Jon (Domhnall Gleeson) lives in an out-of-the-way seaside town with his parents. What sustains him through a dead-end job is his songwriting and dreams of music stardom. Meanwhile, a band, the Soronfrpbs, are about to play a gig in town. Jon is on the beach when the band's keyboardist attempts to drown himself and given that he can play the chords C, F and G, the band manager Don (Scoot McNairy) asks him to stand in on the night. And so he meets the band, led by the intimidating Clara (Maggie Gyllenhaal) and Frank (Michael Fassbender) who wears a large papier-mâché head morning, noon and night...
While Frank is fiction, it has a basis in fact. Chris Sievey (1955-2010) was known for his comic persona of Frank Sidebottom, fronting a band while wearing a similar head to the title character of this film. Jon Ronson played as part of Sievey/Sidebottom's Oh Blimey Big Band and the film, cowritten by Ronson and Peter Straughan, is based on Ronson's memoir of his time in that band. However, the film is set in the present day and was shot in Ireland – Dun Laoghaire plays the part of Jon's seaside town – and New Mexico and Texas.
It's certainly quite different to Lenny Abrahamson's last film, What Richard Did. But when I reviewed that film for this site, I mentioned that it had a sense of complete assurance, a command of tone and mood and of the filmmaking medium, and you get that with Frank too. The earlier film was specifically set in a post-boom-and-bust Ireland, while the present one is only incidentally set there (Jon basically lives in Everytown-by-the-Sea), and the visuals are brighter than the sun-not-out look of What Richard Did , but that assurance is still there. There's a delicate balance between comedy and pathos, and much of that is due to the performances, cast with a mixture of Irish and American actors. Michael Fassbender spends almost the entire film inside Frank's head so has to act with just his voice and body language for the most part but does so very well. It's brave of Ronson to write his own stand-in as someone spectacularly untalented and more concerned with commerce than art, but by the end of that film Jon has realised this: that humbling moment when you realise that you are in the presence of someone far beyond you in talent and ability, however much you may desire to do what he does. Salieri-like, he tries to take control of Frank, but with disastrous results. This is a film of the social media age: we see several of Jon's tweets on screen and he secretly uploads footage of the band onto Youtube without their knowledge, giving them an unwanted greater fame than they had.
Maggie Gyllenhaal plays Clara for maximum spikiness and scariness, but she's driven by a fierce protectiveness towards Frank. Carla Azar is a genuine drummer, a member of the band Autolux and Jack White's touring band. The gig and rehearsal music we see on screen were played by the actors themselves. While some may find the final act a little too downbeat, Frank is a delight, a very British comedy of heroic failure.
Ftank is released on Blu-ray and DVD by Curzon Film World. The former was received for review.

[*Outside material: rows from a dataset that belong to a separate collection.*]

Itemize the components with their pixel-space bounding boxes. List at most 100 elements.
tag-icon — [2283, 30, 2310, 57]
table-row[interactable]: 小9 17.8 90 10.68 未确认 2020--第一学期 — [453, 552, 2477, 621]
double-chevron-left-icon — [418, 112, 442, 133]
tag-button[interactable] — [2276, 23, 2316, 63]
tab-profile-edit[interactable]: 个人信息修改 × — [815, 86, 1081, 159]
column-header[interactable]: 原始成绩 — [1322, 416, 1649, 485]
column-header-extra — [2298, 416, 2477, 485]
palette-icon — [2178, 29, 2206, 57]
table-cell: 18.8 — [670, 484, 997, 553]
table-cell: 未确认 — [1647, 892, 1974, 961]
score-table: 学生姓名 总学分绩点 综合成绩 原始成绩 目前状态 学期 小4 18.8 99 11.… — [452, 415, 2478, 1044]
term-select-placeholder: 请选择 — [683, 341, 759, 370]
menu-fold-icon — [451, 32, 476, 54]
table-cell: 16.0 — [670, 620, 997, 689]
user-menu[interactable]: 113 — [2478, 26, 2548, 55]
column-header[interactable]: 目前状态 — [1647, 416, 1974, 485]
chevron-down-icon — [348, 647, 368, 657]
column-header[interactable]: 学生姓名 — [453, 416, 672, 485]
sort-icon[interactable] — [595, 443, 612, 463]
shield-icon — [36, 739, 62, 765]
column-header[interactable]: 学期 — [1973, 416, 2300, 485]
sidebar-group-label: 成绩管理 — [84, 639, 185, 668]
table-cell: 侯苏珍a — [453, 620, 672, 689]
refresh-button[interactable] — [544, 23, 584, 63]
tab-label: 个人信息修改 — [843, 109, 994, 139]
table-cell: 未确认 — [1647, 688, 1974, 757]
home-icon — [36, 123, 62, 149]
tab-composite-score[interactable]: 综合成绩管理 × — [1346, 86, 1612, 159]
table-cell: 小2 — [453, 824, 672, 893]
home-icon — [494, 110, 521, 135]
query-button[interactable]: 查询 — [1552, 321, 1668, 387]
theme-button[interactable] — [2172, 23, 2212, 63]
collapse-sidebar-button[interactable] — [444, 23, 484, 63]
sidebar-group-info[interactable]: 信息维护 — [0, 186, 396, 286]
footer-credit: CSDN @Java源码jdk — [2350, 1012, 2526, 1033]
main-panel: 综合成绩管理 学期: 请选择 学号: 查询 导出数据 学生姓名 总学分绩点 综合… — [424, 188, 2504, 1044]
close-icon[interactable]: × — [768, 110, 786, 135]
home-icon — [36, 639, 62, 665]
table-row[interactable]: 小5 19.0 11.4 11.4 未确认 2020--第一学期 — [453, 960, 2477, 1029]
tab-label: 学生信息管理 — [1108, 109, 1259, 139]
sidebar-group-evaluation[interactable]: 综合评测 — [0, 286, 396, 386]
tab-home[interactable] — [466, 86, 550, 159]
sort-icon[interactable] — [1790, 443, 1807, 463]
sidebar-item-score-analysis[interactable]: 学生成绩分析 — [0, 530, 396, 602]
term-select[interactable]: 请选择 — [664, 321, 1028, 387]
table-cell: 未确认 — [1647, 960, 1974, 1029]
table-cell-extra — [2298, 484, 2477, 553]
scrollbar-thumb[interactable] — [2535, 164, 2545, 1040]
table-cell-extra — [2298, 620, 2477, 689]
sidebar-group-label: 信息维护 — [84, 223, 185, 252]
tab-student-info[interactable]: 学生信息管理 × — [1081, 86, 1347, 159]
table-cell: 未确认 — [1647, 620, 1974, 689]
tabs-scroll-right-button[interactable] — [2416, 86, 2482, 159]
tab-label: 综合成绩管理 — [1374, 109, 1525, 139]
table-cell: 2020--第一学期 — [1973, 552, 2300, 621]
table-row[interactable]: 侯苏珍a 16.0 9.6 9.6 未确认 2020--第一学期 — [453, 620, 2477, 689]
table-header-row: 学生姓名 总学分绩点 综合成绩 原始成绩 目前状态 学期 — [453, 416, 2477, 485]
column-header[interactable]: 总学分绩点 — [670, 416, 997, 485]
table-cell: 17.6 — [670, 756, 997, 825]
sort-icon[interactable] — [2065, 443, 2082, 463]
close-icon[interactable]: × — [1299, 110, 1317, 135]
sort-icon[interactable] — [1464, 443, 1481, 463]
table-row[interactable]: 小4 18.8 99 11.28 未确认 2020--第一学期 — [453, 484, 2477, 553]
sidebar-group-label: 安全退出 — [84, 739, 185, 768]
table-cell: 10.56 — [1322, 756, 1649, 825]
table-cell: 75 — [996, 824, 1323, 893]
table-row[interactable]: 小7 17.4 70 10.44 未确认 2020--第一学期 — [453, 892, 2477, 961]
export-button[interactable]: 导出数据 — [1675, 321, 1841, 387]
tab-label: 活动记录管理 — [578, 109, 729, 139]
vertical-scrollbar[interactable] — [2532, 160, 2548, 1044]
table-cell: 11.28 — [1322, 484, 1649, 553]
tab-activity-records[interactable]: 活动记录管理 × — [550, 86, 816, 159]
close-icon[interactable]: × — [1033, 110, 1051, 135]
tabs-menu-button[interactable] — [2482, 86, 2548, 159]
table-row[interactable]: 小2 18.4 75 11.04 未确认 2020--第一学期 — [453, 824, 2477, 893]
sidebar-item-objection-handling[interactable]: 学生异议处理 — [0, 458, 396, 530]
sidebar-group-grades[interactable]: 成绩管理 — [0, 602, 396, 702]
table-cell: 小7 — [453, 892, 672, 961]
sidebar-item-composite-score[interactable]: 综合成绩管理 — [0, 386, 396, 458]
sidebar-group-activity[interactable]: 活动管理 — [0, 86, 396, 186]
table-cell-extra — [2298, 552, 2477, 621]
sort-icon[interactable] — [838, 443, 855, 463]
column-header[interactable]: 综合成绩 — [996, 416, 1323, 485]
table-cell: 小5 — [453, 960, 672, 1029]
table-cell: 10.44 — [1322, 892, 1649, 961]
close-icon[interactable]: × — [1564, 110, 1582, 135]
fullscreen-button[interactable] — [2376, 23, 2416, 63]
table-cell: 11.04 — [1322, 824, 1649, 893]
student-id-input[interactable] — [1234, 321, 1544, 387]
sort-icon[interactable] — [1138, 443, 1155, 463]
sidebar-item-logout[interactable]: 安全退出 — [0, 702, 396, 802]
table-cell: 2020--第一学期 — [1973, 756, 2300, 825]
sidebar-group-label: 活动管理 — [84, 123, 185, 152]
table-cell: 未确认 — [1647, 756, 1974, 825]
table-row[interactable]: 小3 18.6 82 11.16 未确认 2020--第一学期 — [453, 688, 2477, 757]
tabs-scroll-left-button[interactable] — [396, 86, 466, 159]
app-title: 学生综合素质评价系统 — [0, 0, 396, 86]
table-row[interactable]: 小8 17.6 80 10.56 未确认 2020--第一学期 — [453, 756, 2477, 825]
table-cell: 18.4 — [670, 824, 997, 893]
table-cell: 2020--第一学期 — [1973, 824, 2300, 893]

Shot digitally, Frank is presented in the correct ratio of 2.40:1. Although there were 35mm prints in circulation, the cinema showing I caught was of a 2K DCP, and this Blu-ray pretty much reproduces what I saw: sharp and colourful with strong blacks and good shadow detail. For some reason, the disc was incompatible with my PC so I can't provide a screengrab: the image above is a publicity still.
There are three soundtrack options for this English-language feature: DTS-HD MA 5.1, LPCM Surround (2.0) and an audio-descriptive track in LPCM Surround. The DTS-HD track, which is mixed louder than the other two, is the winner, if only for the gig and rehearsal scenes, which are convincingly raw-sounding. The subwoofer certainly helps out with the bass in these scenes. Optional English hard-of-hearing subtitles are available. Some French dialogue from band member Baraque (François Civil) and some German in one scene are intentionally left unsubtitled.
There are two audio commentaries: one with Lenny Abrahamson, Domhnall Gleeson and music composer Stephen Rennicks, the other with the two writers, Jon Ronson and Peter Straughan. Often where there are multiple commentaries you can see that they might have been better edited together into one, but in this case they do justify two. Abrahamson tends to dominate the first one, and much of the second one is taken with Ronson talking about his experiences with the real Frank Sidebottom.
Also on the disc are a fairly standard making-of featurette (13:13), with the input of Abrahamson, the four principal cast members and producer Ed Guiney. “Sound Promo” (9:54) goes into more detail about the recording process, including capturing a band playing live, featuring sound editor Niall Brady and editor Nathan Nugent. There are also deleted scenes (11:12): you can see why most of them were removed, for pacing reasons. Finally, there is the theatrical trailer (1:58).